C'est tout à fait vrai que je suis avec lui. C'est tout à fait vrai. Et tu te souviens, je t'avais dit cette expérience, cette chose très forte que j'avais sentie: comme une grande chose qui commençait, un Commencement1... Ça paraît être vrai.
Ça va être un grand pas pour le monde – pour le monde tout entier.
Tout à fait bien.
Je crois sentir qu'il voudrait une confirmation de toi qu'il doit rester là pour faire le travail.
Oh! oui, c'est bien comme cela, il faut qu'il reste faire son travail. Il faut qu'il reste. Et quand je dis «c'est très bien», cela veut dire que TOUT est très bien. Il est tout à fait à la hauteur de la situation. C'est très bien.
C'est la petite personnalité qui abdique son bien-être propre pour le travail général, et ça, c'est très bien, ça vous fait avancer très vite.
C'est très bien. De toutes façons, c'est très bien.
La réponse (de P.L.) est très supérieure à ce que j'attendais.
J'ai tout à fait l'impression de ces moments merveilleux de la Grâce divine... on n'a plus envie que de se taire et adorer, c'est tout2.
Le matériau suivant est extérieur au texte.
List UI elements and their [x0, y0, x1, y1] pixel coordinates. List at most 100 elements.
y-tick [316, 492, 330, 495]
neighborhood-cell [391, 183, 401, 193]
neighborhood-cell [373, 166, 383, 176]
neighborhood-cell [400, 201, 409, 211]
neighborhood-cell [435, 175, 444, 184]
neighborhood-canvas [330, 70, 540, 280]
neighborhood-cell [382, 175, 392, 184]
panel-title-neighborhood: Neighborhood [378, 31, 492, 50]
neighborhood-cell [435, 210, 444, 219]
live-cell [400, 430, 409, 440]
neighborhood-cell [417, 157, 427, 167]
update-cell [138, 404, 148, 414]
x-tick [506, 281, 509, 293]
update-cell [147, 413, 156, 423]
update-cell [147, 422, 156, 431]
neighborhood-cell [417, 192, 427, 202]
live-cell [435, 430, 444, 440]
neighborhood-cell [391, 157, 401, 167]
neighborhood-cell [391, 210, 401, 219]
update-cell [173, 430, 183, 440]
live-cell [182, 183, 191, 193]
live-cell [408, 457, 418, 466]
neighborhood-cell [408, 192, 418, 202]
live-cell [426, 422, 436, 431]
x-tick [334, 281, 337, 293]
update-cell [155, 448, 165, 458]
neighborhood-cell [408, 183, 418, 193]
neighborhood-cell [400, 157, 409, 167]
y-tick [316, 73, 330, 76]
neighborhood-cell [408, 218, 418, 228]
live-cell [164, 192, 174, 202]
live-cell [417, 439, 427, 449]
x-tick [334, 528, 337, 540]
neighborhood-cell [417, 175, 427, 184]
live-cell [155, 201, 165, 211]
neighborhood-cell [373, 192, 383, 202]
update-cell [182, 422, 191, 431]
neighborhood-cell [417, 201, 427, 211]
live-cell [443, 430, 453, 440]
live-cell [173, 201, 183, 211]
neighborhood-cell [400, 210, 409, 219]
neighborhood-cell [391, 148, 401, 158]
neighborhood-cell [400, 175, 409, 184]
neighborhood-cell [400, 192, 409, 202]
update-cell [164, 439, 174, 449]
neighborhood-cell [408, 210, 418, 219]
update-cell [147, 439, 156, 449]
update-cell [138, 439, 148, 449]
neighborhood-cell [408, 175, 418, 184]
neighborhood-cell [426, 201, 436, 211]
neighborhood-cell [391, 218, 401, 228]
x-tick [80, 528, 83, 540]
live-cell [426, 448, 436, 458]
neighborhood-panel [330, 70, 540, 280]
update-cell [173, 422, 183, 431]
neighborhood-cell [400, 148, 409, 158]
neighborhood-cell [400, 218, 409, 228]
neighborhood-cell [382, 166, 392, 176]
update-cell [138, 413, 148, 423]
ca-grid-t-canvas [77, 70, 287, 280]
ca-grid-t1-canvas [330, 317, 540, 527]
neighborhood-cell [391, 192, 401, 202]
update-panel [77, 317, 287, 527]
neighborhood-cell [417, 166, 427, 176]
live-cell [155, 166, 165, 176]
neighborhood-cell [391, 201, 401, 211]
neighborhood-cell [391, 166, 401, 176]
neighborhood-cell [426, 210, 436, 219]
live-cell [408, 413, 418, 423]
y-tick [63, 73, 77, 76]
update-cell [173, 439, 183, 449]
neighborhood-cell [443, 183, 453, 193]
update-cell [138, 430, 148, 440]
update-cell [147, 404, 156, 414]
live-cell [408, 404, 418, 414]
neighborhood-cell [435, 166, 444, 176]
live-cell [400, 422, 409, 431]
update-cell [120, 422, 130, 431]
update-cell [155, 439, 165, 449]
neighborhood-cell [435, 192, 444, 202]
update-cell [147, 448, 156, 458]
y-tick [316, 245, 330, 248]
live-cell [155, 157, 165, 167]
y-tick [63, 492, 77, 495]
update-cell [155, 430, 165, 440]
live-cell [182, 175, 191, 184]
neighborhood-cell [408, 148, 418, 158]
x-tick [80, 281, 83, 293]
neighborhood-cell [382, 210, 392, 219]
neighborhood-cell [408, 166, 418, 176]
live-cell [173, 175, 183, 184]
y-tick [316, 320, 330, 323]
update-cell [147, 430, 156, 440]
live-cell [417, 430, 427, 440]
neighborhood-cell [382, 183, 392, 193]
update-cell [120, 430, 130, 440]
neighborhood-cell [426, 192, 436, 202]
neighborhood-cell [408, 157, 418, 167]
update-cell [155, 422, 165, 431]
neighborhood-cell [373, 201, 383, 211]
1. Une page de l'histoire du monde est tournée, la conversion de toute la Chrétienté à la Vérité nouvelle (Agenda du 3 avril 1968).
2. Quelques jours après, P.L. envoyait un télégramme à Mère demandant sa protection car il avait reçu «l'ordre supérieur» de se soumettre à une expertise médicale «collégiale» présidée par le médecin du pape. Il semble donc qu'il y ait eu un renversement de situation. Mère a répondu ceci: «La meilleure protection est une foi inébranlable en la Grâce divine.»